Dr. Vollertsen says he and his colleagues try to smuggle radios and newspapers into North Korea so the people know that outsiders are trying to help and are not hostile, as their government tells them.

Aid workers say during the past decade an estimated 300,000 North Koreans have fled oppression, hunger, and privation in their homeland.

Tens of thousands of North Koreans now live in hiding in China. Many look for temporary work and hope to return home when the situation improves. Others try to make their way to South Korea.

China, which has close ties with Pyongyang, has conducted periodic sweeps of the towns close to the North Korean border and has rounded up and sent back thousands of people. North Koreans who are returned home face an uncertain future, including forced labor, imprisonment or even execution.
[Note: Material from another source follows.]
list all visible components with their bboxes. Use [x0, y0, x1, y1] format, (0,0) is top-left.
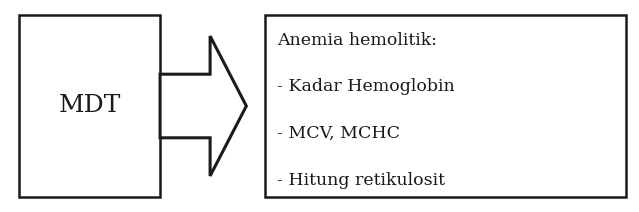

During the past year, some North Korean refugees have forced their way into embassies in Beijing or consular offices in other Chinese cities. Dr. Vollertsen and his colleagues have orchestrated some of those asylum attempts. China, under international pressure, has also allowed most of those refugees to be transported to South Korea.

China is a major source of food and fuel aid to North Korea. Last month, Beijing hosted talks between U.S. and North Korean officials on the problem of North Korea's nuclear weapons program. Beijing wants the nuclear problem to be resolved peacefully, because it fears war or other instability on the Korean peninsula could prompt even larger refugee flows into China.